Before trashing a pair of eclipse glasses, consider keeping or recycling them.
Eclipse glasses may be inexpensive, but they can last for years. Some glasses made a decade or more ago were printed with messages to throw them away after a certain period of time, but experts now say buyers may be in the clear.
“In the past 10, 15, 20 years ago, most manufacturers would print on their glasses ‘discard after three years,’” said Rick Fienberg, project manager of the American Astronomical Society’s solar eclipse task force. “That was because the materials being used in the lenses in those days did degrade over time.”
Since then, manufacturers started using more durable material, like metalcoated black polymer.
Fienberg recommends storing eclipse viewers in a safe, dark dry area, like an envelope in your dresser.
“If you open it up five, 10 years later for another eclipse and you see that there’s no pinholes, no scratches, no tears, no rips, no delamination of the lenses or any other obvious damage, they’re almost certainly OK,” he said.
Manufacturers work to avoid repeat of 2017 shortage
Amid fears glasses could sell out this year, as they did before the 2017 total solar eclipse, manufacturers have ramped up their output.
American Paper Optics, one of the country’s top makers of the glasses, manufactured about 45 million pairs in the runup to the 2017 eclipse. The company forecasts higher sales this year.
“We expect to sell, manufacture close to 75 million glasses,” Jason Lewin, the company’s chief marketing officer, told USA TODAY in late March.
Nonprofit launches program to recycle, redistribute glasses
One nonprofit is organizing a sustainable alternative to save glasses from ending up in the trash.

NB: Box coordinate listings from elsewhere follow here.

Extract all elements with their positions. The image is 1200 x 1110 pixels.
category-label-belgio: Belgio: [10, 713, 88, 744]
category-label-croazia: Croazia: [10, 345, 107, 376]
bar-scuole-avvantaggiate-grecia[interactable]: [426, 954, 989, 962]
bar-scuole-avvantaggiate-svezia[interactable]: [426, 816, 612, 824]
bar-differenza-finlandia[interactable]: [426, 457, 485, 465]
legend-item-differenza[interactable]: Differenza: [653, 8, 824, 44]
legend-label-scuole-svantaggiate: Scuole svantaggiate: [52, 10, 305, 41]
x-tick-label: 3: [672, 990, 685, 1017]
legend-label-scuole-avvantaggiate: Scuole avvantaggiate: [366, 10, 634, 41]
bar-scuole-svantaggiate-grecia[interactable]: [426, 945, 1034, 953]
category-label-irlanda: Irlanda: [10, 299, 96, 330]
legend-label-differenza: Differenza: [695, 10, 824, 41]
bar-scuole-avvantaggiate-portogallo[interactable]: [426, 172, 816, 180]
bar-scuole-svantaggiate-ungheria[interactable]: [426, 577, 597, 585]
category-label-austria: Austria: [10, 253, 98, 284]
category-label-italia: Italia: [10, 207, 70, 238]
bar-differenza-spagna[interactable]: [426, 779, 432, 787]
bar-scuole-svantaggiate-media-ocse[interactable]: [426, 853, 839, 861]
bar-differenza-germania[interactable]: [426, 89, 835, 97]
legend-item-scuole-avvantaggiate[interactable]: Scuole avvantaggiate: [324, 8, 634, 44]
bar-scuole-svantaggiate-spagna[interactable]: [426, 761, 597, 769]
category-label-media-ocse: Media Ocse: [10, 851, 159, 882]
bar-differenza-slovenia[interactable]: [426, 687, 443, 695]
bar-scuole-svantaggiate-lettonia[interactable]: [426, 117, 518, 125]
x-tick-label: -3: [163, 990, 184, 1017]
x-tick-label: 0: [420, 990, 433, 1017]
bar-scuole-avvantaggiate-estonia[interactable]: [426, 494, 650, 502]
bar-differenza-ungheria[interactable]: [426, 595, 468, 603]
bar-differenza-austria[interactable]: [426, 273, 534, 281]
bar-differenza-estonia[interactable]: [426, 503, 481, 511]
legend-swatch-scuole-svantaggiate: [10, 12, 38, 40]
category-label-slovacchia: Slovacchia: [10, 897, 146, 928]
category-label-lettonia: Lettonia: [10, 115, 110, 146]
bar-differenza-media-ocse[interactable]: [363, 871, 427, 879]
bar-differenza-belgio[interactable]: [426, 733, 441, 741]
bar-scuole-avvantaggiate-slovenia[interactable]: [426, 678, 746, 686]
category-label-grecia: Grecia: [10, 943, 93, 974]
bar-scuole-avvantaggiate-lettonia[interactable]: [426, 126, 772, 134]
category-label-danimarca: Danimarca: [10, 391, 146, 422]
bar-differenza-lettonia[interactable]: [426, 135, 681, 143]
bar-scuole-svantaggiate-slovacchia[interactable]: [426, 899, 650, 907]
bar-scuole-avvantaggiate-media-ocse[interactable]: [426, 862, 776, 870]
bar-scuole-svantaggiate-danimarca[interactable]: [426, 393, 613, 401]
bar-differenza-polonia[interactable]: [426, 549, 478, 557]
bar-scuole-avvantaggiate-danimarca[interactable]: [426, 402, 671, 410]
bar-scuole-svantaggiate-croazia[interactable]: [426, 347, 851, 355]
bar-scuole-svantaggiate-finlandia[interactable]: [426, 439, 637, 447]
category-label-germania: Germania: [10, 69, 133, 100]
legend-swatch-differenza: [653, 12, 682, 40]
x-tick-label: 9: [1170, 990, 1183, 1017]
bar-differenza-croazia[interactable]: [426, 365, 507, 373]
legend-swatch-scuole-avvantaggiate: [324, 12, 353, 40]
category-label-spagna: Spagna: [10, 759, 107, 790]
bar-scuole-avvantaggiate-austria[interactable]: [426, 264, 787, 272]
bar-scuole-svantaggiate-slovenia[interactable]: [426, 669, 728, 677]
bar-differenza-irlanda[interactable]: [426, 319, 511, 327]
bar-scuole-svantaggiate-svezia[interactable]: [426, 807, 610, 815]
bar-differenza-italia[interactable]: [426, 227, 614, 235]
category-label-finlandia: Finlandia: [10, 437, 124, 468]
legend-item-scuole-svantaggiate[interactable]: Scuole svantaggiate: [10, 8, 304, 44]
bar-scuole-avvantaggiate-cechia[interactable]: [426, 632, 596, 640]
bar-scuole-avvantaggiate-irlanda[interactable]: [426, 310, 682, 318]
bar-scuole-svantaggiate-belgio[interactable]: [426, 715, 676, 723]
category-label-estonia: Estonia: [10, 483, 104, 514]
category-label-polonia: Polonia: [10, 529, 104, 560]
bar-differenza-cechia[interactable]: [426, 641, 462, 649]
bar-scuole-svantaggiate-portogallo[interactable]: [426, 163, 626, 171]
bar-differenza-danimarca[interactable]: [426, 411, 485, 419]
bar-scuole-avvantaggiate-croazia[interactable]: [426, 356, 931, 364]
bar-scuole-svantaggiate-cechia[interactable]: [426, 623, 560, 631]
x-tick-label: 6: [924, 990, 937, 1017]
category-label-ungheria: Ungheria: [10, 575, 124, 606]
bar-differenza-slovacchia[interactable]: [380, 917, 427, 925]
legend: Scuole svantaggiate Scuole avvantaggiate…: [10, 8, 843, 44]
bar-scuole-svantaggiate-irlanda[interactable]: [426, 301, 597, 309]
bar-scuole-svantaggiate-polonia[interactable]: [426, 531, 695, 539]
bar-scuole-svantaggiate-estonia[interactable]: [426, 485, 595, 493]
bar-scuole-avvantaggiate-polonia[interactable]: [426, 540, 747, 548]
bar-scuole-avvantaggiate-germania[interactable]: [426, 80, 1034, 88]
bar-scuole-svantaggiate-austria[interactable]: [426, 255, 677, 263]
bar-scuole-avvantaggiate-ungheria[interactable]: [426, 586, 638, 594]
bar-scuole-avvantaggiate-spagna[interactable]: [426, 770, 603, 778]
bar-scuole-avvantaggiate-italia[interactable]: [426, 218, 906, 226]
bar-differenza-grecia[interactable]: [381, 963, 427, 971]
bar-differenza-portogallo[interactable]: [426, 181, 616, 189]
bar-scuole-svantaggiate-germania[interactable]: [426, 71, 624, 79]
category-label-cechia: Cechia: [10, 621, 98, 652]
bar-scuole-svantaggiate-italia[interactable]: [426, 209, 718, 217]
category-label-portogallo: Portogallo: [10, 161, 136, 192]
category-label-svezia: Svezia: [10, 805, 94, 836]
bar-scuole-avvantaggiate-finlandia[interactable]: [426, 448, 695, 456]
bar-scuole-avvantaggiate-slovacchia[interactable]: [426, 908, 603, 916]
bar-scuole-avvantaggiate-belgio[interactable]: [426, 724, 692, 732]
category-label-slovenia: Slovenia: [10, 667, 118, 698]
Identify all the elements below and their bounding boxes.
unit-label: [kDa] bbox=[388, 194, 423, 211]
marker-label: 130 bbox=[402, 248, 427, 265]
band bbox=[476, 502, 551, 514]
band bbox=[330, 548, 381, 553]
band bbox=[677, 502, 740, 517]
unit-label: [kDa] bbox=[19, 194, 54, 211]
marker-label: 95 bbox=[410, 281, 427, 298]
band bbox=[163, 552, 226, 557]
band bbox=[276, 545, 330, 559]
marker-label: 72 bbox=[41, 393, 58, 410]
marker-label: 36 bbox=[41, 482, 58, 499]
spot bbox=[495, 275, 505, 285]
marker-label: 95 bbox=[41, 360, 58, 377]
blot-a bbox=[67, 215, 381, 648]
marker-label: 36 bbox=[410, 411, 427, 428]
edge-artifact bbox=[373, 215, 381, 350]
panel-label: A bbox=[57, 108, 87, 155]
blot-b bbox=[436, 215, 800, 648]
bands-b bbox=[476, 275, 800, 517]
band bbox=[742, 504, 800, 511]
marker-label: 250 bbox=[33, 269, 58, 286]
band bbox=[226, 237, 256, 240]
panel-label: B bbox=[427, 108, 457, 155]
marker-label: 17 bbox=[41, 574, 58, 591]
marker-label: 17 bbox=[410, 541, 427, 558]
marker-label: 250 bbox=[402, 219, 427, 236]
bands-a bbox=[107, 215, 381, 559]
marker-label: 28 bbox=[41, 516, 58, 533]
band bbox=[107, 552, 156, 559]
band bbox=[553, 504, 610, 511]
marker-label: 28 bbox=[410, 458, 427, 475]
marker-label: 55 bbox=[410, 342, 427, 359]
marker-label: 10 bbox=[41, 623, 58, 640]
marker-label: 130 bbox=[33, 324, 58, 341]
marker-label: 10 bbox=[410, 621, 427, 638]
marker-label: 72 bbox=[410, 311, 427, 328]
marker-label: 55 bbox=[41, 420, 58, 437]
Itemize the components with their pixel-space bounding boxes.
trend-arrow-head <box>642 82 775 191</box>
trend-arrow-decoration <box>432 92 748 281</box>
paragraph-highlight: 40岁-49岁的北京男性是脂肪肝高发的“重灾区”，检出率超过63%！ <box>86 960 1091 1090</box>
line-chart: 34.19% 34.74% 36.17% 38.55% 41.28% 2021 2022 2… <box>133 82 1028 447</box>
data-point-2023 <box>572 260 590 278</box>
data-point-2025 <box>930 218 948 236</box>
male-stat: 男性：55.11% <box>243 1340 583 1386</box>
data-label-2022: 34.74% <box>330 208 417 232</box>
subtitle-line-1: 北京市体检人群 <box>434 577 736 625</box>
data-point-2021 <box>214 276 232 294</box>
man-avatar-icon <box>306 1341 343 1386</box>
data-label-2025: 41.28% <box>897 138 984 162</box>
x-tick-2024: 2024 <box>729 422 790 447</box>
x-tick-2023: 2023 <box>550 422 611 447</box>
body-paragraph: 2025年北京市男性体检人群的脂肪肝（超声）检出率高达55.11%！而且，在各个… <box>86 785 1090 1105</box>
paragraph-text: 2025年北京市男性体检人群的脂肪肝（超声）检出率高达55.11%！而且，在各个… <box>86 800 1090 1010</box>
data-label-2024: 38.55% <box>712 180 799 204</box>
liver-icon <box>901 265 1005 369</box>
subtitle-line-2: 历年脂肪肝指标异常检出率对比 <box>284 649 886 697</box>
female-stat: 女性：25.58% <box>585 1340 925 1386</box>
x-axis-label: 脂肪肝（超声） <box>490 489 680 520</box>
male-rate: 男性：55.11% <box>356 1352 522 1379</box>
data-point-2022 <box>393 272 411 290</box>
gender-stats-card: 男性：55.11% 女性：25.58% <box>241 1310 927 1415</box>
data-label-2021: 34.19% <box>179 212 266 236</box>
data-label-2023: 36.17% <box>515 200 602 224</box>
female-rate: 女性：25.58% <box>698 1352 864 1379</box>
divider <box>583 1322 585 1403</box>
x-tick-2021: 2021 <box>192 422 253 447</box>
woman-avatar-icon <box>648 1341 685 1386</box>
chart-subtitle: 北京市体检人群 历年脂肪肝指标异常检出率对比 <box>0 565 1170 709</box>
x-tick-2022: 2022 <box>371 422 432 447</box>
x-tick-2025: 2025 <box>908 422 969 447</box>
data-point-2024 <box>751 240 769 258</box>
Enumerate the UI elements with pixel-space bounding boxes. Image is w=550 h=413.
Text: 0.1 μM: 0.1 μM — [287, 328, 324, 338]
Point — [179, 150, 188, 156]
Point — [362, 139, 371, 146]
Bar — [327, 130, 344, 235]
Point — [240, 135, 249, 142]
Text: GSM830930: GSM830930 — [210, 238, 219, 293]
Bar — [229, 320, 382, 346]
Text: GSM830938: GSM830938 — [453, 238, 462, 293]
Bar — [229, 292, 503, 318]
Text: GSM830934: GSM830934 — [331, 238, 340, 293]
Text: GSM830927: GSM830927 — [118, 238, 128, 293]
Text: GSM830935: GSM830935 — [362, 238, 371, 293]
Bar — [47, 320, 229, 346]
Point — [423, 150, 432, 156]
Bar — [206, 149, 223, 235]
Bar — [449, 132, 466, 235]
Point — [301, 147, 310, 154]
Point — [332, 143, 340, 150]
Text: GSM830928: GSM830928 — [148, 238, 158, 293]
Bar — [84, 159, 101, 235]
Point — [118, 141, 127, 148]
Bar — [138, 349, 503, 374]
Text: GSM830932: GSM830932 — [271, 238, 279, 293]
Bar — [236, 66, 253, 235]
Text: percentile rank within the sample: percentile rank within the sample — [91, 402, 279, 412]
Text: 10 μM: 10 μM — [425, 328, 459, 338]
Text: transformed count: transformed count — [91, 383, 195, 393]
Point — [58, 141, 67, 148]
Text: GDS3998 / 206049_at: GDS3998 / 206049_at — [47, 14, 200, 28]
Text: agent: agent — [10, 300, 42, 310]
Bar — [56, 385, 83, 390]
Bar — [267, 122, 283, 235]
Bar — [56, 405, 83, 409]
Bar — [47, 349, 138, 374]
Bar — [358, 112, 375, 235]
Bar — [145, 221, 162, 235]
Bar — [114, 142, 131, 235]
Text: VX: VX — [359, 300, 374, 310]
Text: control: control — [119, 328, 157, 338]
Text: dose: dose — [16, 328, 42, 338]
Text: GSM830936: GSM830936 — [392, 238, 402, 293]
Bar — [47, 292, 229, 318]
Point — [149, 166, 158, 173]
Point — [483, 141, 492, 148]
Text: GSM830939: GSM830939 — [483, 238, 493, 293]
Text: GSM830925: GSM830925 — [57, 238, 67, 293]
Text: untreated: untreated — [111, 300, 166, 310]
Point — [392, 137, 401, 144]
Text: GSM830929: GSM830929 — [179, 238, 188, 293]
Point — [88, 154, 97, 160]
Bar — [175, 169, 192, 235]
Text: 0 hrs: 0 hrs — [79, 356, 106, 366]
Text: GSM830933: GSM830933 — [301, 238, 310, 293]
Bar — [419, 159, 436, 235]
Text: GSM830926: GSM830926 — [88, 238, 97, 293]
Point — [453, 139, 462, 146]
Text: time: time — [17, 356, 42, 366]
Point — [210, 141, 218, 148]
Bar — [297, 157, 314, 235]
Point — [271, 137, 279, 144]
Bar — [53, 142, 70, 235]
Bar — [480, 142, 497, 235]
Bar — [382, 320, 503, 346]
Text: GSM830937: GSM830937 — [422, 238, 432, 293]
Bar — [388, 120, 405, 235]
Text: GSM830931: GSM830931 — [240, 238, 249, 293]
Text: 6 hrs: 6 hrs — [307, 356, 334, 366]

Astronomers Without Borders has launched its second eclipse glasses recycling program ahead of next week’s eclipse. Details can be found on its website, astronomerswithoutborders.org.
Formed in 2009, the California-based nonprofit started its program ahead of the 2017 eclipse with a dual goal – cutting down on post-eclipse waste and distributing glasses to underserved communities.
“There’s so many glasses out there,” said Andrew Fazekas, the nonprofit’s communication manager. “How wonderful would it be to be able to reuse them, repurpose them to other countries, to those that don’t have access?”
Before the 2017 eclipse, the nonprofit set up about 1,000 collection centers across the U.S. at astronomy clubs, museums, schools and even dentists’ and attorneys’ offices. Volunteers collected about 3 million glasses that were shipped to a warehouse in Arkansas and vetted by a local astronomy club to ensure they were safe for reuse.
“People from all walks of life” chipped in to help, Fazekas said. “It was unbelievable.”
The organization already is looking down the road. In October, an annular solar eclipse will be visible from a remote area at the southern tip of South America. “There’s populations there, and they’ll be asking for eclipse glasses,” Fazekas said.